R-L: Hanningtone Amol, Carol Thomas-Jacobs, Justice Alaba Omolaye-Ajileye, Kaduna State Attorney General Aisha Dikko, Dr. Elachi Agada, Ebelechukwu Enedah, Counsel from Kaduna Ministry of Justice

By Ed Malik, A | September 19, 2022

Hanningtone Amol, Team Leader of regional law firm, ALP East Africa in Kenya and an Advocate of the High Court of Kenya, has urged the Nigerian and African courts to embrace the use of electronic form of evidence in the resolution of court cases.

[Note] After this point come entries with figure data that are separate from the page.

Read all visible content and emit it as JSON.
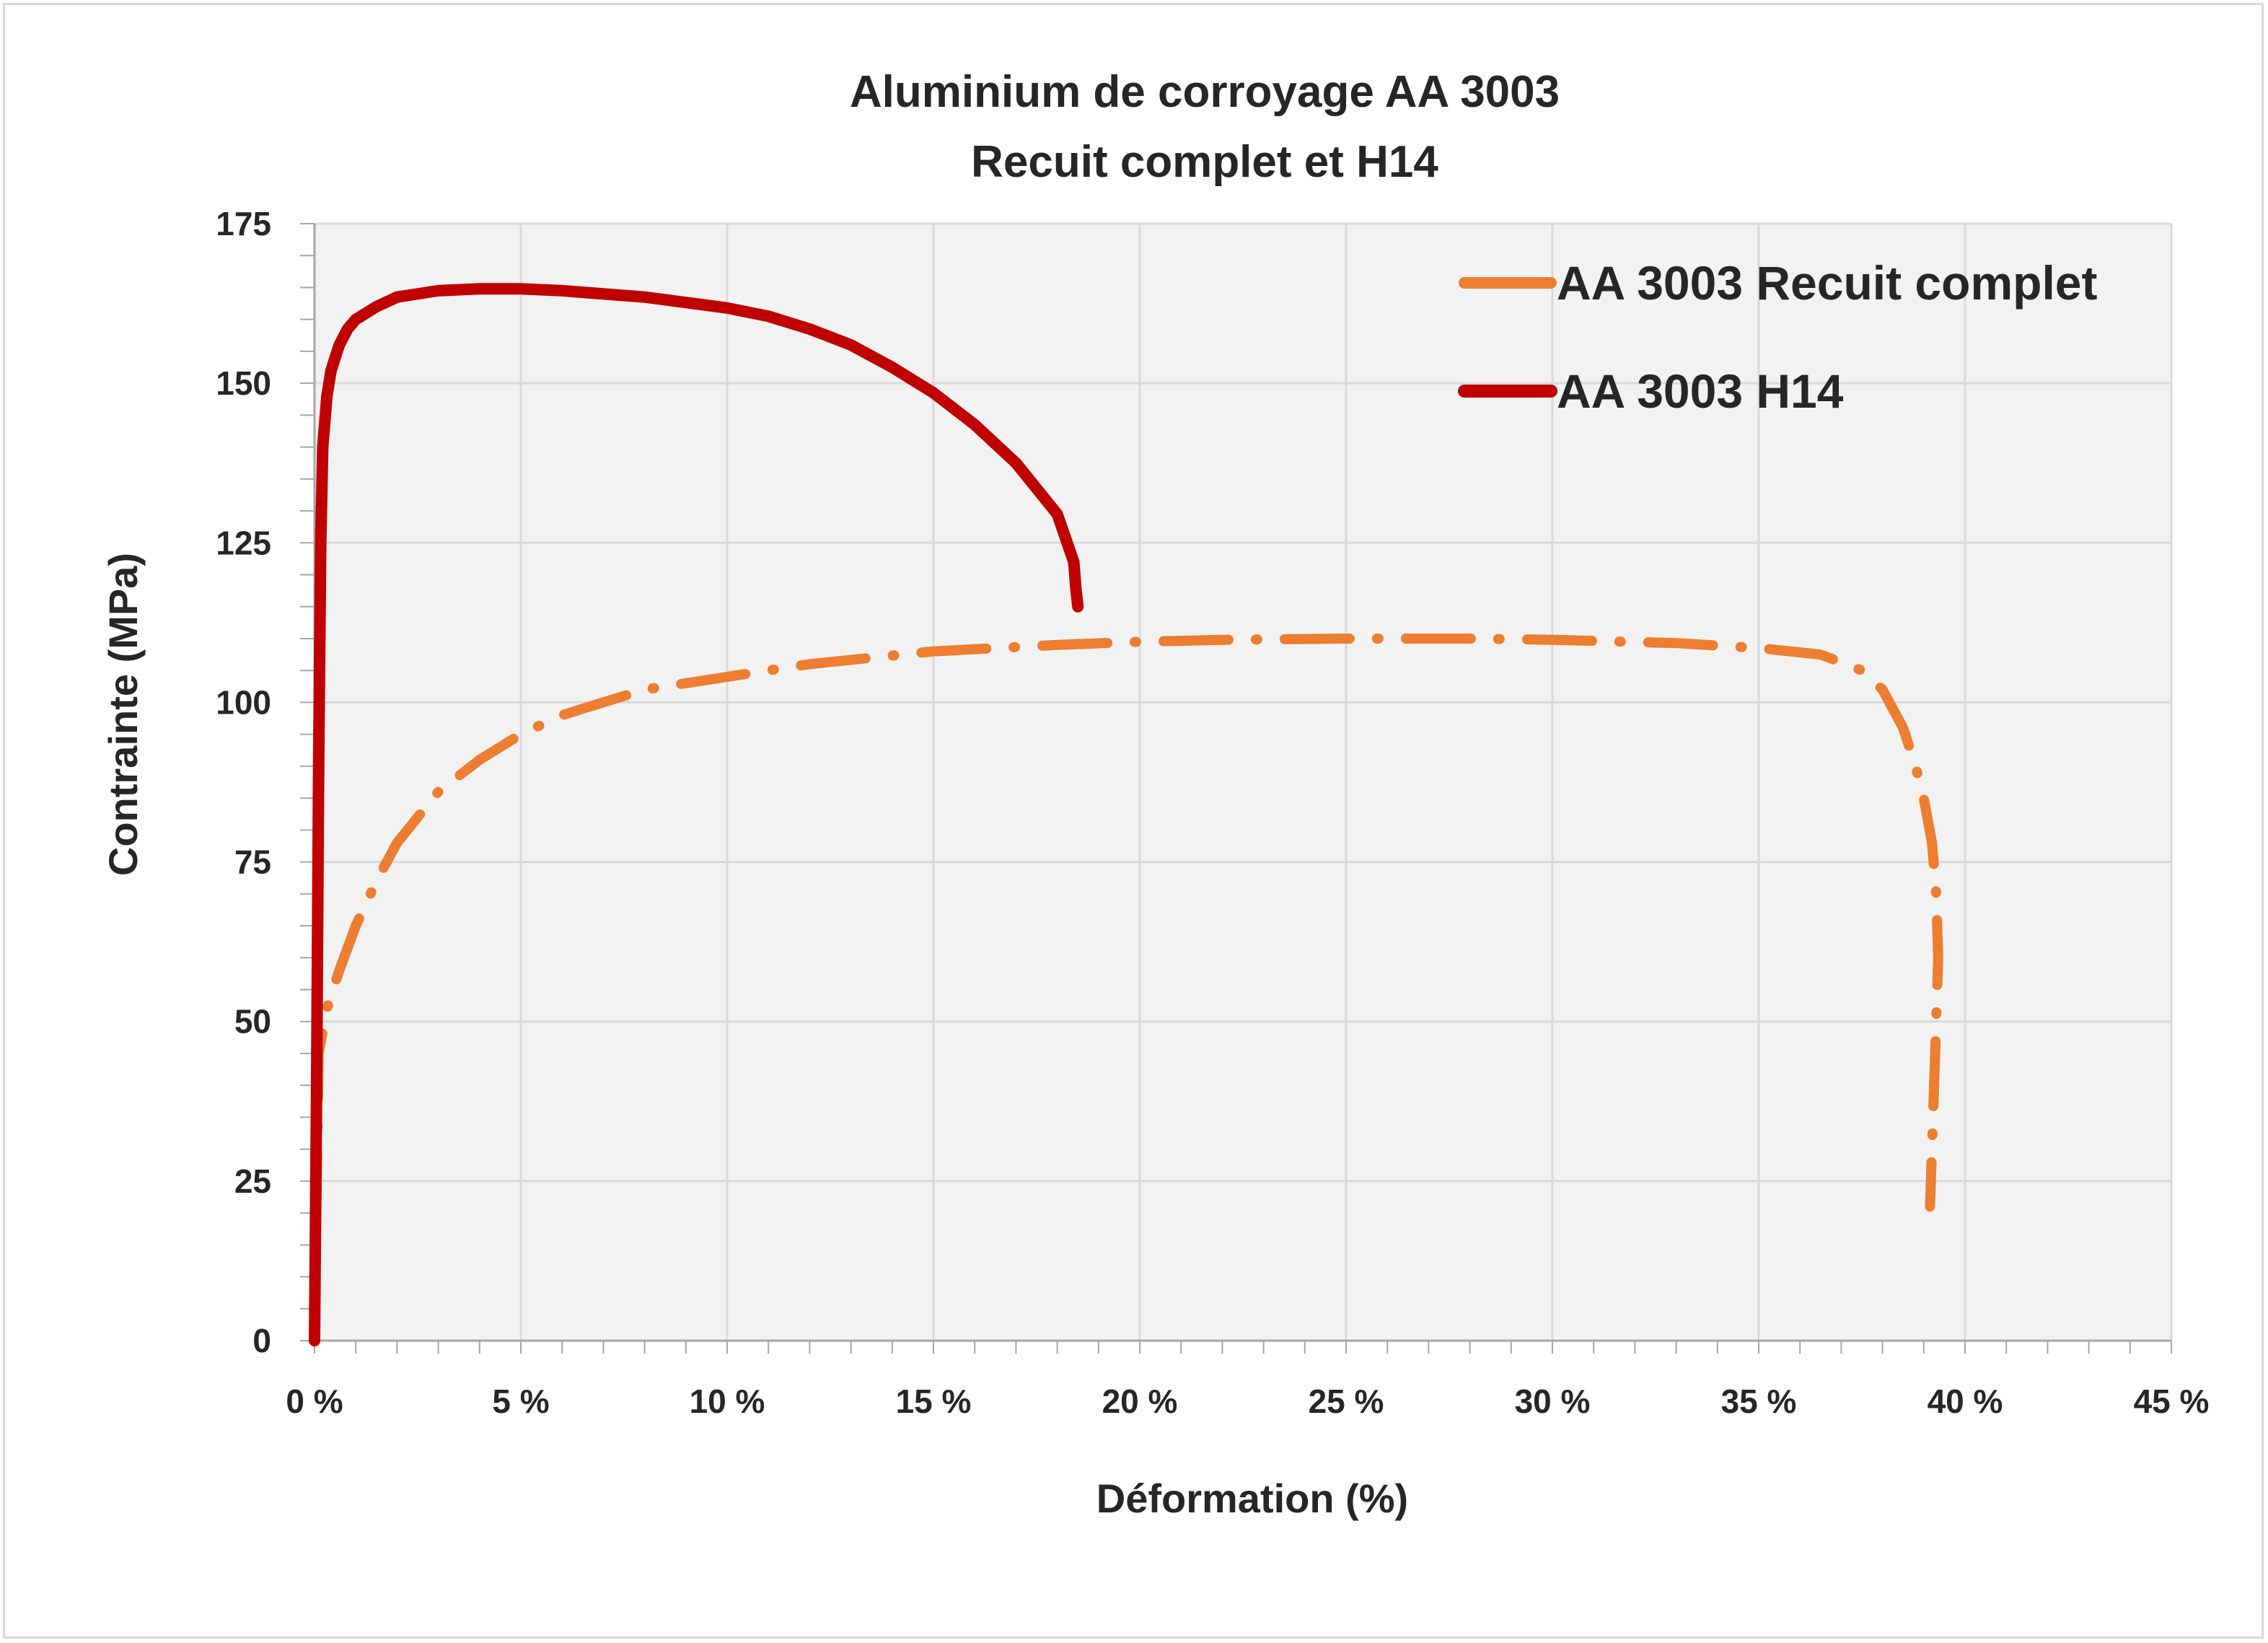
{
  "chart_data": {
    "type": "line",
    "title": "Aluminium de corroyage AA 3003",
    "subtitle": "Recuit complet et H14",
    "xlabel": "Déformation (%)",
    "ylabel": "Contrainte (MPa)",
    "xlim": [
      0,
      45
    ],
    "ylim": [
      0,
      175
    ],
    "x_ticks": [
      0,
      5,
      10,
      15,
      20,
      25,
      30,
      35,
      40,
      45
    ],
    "x_tick_labels": [
      "0 %",
      "5 %",
      "10 %",
      "15 %",
      "20 %",
      "25 %",
      "30 %",
      "35 %",
      "40 %",
      "45 %"
    ],
    "y_ticks": [
      0,
      25,
      50,
      75,
      100,
      125,
      150,
      175
    ],
    "y_tick_labels": [
      "0",
      "25",
      "50",
      "75",
      "100",
      "125",
      "150",
      "175"
    ],
    "grid": true,
    "legend_position": "top-right",
    "series": [
      {
        "name": "AA 3003 Recuit complet",
        "color": "#ed7d31",
        "style": "dash-dot",
        "x": [
          0,
          0.1,
          0.3,
          0.6,
          1.0,
          1.5,
          2.0,
          3.0,
          4.0,
          5.0,
          6.0,
          8.0,
          10.0,
          12.0,
          15.0,
          18.0,
          20.0,
          22.0,
          25.0,
          28.0,
          30.0,
          33.0,
          35.0,
          36.5,
          37.5,
          38.0,
          38.5,
          38.8,
          39.0,
          39.2,
          39.3,
          39.35,
          39.3,
          39.25,
          39.2,
          39.15
        ],
        "y": [
          0,
          45,
          52,
          58,
          65,
          72,
          78,
          86,
          91,
          95,
          98,
          102,
          104,
          106,
          108,
          109,
          109.5,
          109.8,
          110,
          110,
          109.8,
          109.3,
          108.5,
          107.5,
          105,
          102,
          96,
          90,
          85,
          78,
          70,
          60,
          50,
          40,
          30,
          21
        ]
      },
      {
        "name": "AA 3003 H14",
        "color": "#c00000",
        "style": "solid",
        "x": [
          0,
          0.05,
          0.1,
          0.15,
          0.2,
          0.3,
          0.4,
          0.6,
          0.8,
          1.0,
          1.5,
          2.0,
          3.0,
          4.0,
          5.0,
          6.0,
          8.0,
          10.0,
          11.0,
          12.0,
          13.0,
          14.0,
          15.0,
          16.0,
          17.0,
          18.0,
          18.4,
          18.45,
          18.5
        ],
        "y": [
          0,
          40,
          90,
          125,
          140,
          148,
          152,
          156,
          158.5,
          160,
          162,
          163.5,
          164.5,
          164.8,
          164.8,
          164.5,
          163.5,
          161.8,
          160.5,
          158.5,
          156,
          152.5,
          148.5,
          143.5,
          137.5,
          129.5,
          122,
          118,
          115
        ]
      }
    ]
  }
}
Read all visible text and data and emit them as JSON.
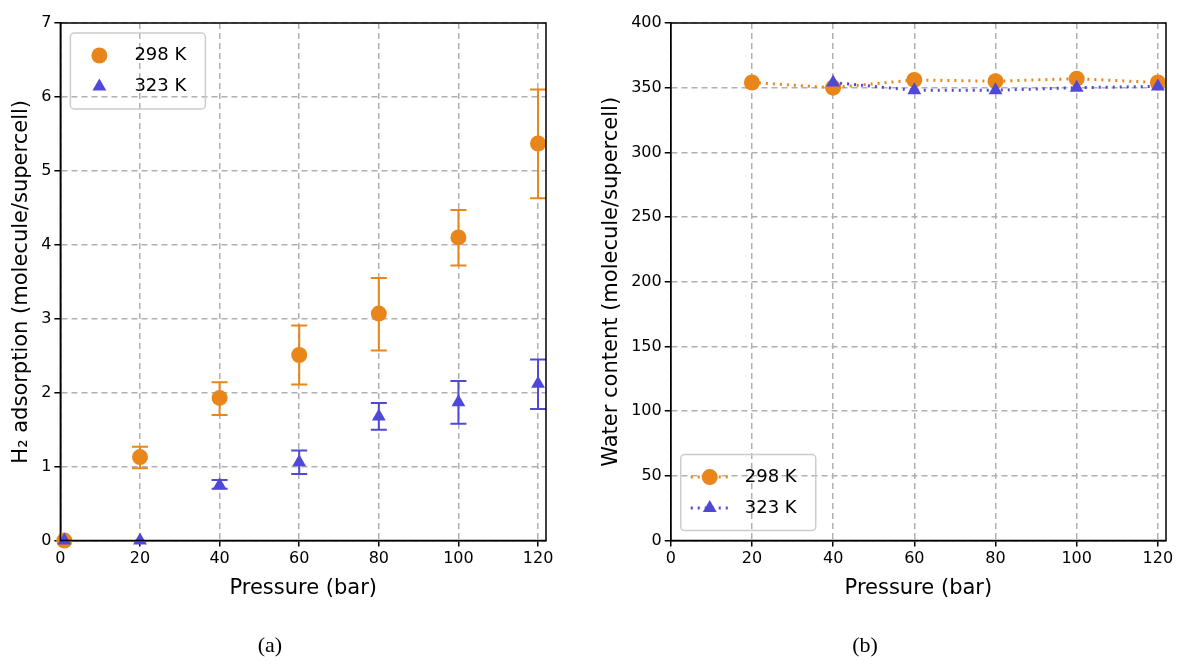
{
  "chart_data": [
    {
      "type": "scatter",
      "xlabel": "Pressure (bar)",
      "ylabel": "H₂ adsorption (molecule/supercell)",
      "xlim": [
        0,
        122
      ],
      "xticks": [
        0,
        20,
        40,
        60,
        80,
        100,
        120
      ],
      "ylim": [
        0,
        7
      ],
      "yticks": [
        0,
        1,
        2,
        3,
        4,
        5,
        6,
        7
      ],
      "grid": true,
      "legend": "top left",
      "annotations": [
        "(a)"
      ],
      "series": [
        {
          "name": "298 K",
          "color": "#e8861c",
          "marker": "circle",
          "x": [
            1,
            20,
            40,
            60,
            80,
            100,
            120
          ],
          "values": [
            0,
            1.13,
            1.93,
            2.51,
            3.07,
            4.1,
            5.37
          ],
          "errors": [
            null,
            [
              0.98,
              1.27
            ],
            [
              1.7,
              2.14
            ],
            [
              2.11,
              2.91
            ],
            [
              2.57,
              3.55
            ],
            [
              3.72,
              4.47
            ],
            [
              4.63,
              6.1
            ]
          ]
        },
        {
          "name": "323 K",
          "color": "#5048d6",
          "marker": "triangle",
          "x": [
            1,
            20,
            40,
            60,
            80,
            100,
            120
          ],
          "values": [
            0,
            0,
            0.75,
            1.06,
            1.68,
            1.87,
            2.12
          ],
          "errors": [
            null,
            null,
            [
              0.7,
              0.82
            ],
            [
              0.9,
              1.22
            ],
            [
              1.5,
              1.86
            ],
            [
              1.58,
              2.16
            ],
            [
              1.78,
              2.45
            ]
          ]
        }
      ]
    },
    {
      "type": "line",
      "xlabel": "Pressure (bar)",
      "ylabel": "Water content (molecule/supercell)",
      "xlim": [
        0,
        122
      ],
      "xticks": [
        0,
        20,
        40,
        60,
        80,
        100,
        120
      ],
      "ylim": [
        0,
        400
      ],
      "yticks": [
        0,
        50,
        100,
        150,
        200,
        250,
        300,
        350,
        400
      ],
      "grid": true,
      "legend": "bottom left",
      "line_style": "dotted",
      "annotations": [
        "(b)"
      ],
      "series": [
        {
          "name": "298 K",
          "color": "#e8861c",
          "marker": "circle",
          "x": [
            20,
            40,
            60,
            80,
            100,
            120
          ],
          "values": [
            354,
            350,
            356,
            355,
            357,
            354
          ]
        },
        {
          "name": "323 K",
          "color": "#5048d6",
          "marker": "triangle",
          "x": [
            40,
            60,
            80,
            100,
            120
          ],
          "values": [
            354,
            348,
            348,
            350,
            351
          ]
        }
      ]
    }
  ]
}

Amol, who spoke at a two-day workshop on “Oral Advocacy and Electronic Evidence”, which held in Abuja recently, noted that the system is not only time-saving and seamless but very effective in the resolution of election petitions.

The workshop which was organized by the Attorneys General Alliance-Africa (AGA-Africa) in collaboration with the Kaduna State Ministry of Justice was aimed at enhancing and sharpening the skills of prosecutors, to enable them understand the intersection between jurisprudence and digital opportunities available for quick dispensation of justice.

Speaking with journalists later, the Kenyan lawyer, narrated how the Supreme Court of Kenya resolved the presidential election litigation in kenya within 14 days, saying that the feat was achieved through the use of electronic evidence which he said is an attestation to the fact that, “we can have political processes and still have the rule of law prevail, we don’t have to have recourse to armed conflict, ethnic conflict as a way of resolving conflict or dispute”.

According to Amol, some of the lessons learnt from the case is that, “one, we can actually use electronic means to manage election, and secondly, that the courts are changing and becoming flexible and appreciating that electronic evidence is part and parcel of the solution of major dispute like constitutional dispute surrounding elections”.

The Kaduna State Attorney General and Commissioner for Justice, Aisha Dikko, remarked that electronic evidence is becoming more relevant and accepted in prosecuting cases in today’s world because a lot of evidence presented in court are electronic in nature.

“So, we thought it is good to bring the lawyers here and refresh their minds on how to present electronic evidence in their cases”, she said, “We want to enhance their capability so that they do better in court”.